The City of Oviedo posted the footage to its Facebook page, where users promptly lost their collective mind in the comments. “Just another reason not to go wandering down into the stormwater pipes!” a city spokesperson wrote, which feels like an understated public safety announcement for Florida.
In the video, the robot’s camera creeps through a dark pipe toward what looks like two faint lights in the distance. Those lights turn out to be eyes. The gator rears up, mouth open, holds its ground just long enough to make its point, then turns and disappears deeper into the pipe. The robot gives chase before getting lodged in an indentation, and just like that, the alligator is gone. Back to whatever it was doing down there.
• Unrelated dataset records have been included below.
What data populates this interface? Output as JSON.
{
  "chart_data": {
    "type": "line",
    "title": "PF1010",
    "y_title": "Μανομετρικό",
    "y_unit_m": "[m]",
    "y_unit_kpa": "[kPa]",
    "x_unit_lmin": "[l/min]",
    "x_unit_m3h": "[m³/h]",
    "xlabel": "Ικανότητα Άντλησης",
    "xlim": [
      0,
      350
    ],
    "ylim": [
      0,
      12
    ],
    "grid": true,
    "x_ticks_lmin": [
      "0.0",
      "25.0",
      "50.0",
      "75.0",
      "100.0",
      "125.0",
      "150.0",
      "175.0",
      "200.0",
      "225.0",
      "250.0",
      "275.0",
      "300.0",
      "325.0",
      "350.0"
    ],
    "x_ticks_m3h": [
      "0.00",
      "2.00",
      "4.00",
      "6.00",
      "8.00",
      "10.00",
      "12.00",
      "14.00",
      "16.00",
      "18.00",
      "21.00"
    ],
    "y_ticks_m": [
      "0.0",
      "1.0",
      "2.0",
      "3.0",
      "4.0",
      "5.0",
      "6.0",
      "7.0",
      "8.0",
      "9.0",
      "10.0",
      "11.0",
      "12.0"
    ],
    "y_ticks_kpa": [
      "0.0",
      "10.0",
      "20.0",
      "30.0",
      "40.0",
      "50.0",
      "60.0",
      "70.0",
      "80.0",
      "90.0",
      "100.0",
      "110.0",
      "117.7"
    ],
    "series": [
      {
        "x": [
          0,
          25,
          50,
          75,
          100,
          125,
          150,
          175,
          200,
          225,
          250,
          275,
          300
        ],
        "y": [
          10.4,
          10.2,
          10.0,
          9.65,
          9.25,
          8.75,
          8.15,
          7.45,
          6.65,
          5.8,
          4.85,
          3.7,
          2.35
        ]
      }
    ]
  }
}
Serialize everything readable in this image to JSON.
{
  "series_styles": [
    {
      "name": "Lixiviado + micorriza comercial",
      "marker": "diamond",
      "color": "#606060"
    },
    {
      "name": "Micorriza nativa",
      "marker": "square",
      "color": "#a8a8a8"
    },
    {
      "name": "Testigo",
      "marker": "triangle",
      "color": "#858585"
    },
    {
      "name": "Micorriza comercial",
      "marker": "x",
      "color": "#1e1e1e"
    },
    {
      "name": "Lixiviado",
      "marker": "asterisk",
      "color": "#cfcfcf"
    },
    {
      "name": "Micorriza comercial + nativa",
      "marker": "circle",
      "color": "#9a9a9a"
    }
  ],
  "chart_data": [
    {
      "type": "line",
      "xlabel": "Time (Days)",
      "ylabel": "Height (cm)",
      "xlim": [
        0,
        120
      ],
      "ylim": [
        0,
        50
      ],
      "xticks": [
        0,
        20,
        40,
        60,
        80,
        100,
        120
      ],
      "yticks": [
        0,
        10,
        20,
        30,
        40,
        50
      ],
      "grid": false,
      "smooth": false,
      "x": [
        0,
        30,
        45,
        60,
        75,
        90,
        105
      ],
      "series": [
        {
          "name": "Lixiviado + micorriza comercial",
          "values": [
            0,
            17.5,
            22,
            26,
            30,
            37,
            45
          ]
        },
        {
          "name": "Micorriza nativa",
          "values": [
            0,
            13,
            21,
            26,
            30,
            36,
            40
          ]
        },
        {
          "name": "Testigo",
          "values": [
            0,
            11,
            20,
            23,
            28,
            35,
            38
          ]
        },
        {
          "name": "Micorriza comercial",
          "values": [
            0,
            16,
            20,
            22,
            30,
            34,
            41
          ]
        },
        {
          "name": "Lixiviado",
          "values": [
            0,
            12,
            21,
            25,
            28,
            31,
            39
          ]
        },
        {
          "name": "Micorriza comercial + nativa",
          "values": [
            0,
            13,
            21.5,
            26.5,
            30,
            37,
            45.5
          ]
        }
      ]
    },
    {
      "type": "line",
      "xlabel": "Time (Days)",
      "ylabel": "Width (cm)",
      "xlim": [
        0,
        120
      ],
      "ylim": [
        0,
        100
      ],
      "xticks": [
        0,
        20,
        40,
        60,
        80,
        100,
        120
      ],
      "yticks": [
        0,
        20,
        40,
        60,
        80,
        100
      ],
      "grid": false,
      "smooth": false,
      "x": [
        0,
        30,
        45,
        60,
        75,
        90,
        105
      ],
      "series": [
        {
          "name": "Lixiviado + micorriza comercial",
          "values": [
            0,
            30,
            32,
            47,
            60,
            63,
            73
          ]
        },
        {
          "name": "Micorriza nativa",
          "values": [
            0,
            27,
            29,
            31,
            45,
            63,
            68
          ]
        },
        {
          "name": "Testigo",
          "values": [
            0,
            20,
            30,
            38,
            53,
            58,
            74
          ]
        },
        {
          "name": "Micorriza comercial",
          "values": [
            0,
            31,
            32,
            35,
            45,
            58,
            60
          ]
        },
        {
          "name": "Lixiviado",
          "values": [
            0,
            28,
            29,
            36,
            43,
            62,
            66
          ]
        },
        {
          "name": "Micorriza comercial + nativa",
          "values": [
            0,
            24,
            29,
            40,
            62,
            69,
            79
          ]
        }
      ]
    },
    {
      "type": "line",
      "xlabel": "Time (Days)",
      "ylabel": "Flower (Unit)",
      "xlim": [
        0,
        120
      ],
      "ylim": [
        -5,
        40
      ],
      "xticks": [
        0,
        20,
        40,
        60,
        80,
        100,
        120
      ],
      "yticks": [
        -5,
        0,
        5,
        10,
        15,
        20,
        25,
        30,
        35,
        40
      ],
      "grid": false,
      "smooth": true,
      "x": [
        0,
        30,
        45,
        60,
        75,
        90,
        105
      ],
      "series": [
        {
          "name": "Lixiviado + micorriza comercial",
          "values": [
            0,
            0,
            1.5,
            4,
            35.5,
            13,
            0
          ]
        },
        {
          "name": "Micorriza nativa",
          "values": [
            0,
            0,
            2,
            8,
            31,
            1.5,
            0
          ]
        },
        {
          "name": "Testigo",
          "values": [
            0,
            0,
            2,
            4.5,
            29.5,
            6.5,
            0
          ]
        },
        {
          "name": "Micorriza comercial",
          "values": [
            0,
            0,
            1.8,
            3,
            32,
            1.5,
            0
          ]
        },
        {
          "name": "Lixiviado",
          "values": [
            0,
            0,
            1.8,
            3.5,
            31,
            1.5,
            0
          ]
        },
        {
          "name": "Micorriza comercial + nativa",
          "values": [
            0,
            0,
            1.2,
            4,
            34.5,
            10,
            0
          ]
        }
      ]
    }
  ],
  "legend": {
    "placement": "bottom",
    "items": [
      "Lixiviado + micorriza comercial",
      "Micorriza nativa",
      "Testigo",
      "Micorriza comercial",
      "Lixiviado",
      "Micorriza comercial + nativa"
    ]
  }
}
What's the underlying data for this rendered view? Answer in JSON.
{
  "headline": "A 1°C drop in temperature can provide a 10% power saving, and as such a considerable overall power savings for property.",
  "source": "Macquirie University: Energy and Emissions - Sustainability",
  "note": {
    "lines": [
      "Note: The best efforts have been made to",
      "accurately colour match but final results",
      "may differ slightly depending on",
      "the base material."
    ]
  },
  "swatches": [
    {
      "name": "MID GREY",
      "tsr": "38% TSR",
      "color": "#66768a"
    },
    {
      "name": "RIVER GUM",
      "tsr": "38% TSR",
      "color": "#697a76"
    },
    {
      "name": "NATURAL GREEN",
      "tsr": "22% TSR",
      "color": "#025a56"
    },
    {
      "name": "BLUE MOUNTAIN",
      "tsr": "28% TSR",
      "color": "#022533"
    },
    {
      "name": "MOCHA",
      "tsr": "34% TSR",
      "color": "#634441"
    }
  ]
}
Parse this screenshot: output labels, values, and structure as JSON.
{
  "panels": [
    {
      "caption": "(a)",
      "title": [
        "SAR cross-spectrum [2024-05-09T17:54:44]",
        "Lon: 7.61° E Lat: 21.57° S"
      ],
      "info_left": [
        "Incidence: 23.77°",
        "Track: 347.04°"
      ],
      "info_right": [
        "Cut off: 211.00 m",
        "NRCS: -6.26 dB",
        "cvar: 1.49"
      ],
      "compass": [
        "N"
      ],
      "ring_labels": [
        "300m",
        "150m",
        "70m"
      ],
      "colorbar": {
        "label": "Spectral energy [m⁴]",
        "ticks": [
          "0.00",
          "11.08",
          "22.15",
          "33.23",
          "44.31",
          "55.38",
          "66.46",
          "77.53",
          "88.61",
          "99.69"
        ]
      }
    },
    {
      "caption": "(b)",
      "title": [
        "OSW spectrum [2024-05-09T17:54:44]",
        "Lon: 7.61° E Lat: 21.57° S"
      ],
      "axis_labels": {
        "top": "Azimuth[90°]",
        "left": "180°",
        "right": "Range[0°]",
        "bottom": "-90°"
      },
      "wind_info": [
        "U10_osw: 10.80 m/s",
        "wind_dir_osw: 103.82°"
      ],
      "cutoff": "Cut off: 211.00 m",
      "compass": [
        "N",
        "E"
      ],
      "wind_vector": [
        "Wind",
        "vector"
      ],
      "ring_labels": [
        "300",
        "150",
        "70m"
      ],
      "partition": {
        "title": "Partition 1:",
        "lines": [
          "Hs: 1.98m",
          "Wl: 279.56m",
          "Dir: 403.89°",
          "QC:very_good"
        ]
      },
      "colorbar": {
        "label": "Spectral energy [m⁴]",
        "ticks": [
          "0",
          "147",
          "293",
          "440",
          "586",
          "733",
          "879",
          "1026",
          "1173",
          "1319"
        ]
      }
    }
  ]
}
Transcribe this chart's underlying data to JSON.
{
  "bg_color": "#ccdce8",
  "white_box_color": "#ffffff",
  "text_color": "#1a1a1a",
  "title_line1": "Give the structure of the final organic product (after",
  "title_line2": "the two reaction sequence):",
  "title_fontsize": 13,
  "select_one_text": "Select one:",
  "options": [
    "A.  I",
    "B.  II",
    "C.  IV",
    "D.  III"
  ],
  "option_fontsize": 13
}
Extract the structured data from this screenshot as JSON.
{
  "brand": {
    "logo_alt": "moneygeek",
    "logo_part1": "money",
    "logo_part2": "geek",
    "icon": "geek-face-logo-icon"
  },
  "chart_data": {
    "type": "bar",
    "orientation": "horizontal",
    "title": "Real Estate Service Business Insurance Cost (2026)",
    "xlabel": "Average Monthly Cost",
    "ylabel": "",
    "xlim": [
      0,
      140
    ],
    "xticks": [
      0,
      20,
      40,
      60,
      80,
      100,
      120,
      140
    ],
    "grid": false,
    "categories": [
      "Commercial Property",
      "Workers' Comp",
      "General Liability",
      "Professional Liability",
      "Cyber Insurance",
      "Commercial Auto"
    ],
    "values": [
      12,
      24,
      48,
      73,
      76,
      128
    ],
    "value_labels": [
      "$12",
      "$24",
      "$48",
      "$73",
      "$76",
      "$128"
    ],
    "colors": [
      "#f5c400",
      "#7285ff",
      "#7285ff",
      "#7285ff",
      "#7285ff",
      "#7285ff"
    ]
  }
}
How Did the Alligator Even Get in the Sewers?
Officials believe the gator entered through one of the city’s stormwater ponds, which feed into the 75-mile drainage network running beneath Oviedo. “Thank goodness our crews have a robot,” the city wrote, which is also a sentence that has never been more justified.
For anyone who grew up convinced that alligators in the sewer was strictly a New York City myth, Florida residents in the comments were happy to clarify that this is, in fact, a known thing down here. The urban legend that inspired the 1980 B-movie “Alligator” and got a famous shoutout in “E.T.” has apparently been Florida’s lived reality for a while.
New York isn’t entirely off the hook either. In 2010, an 18-inch alligator crawled out of a storm drain in Queens and took cover under a parked car. This past February, a four-foot gator turned up in Prospect Park Lake in Brooklyn, later found to have a bathroom stopper in its stomach—a detail that raises more questions than it answers.
The Oviedo alligator, for its part, remains somewhere in the pipe system. Unnamed, untagged, and apparently unbothered.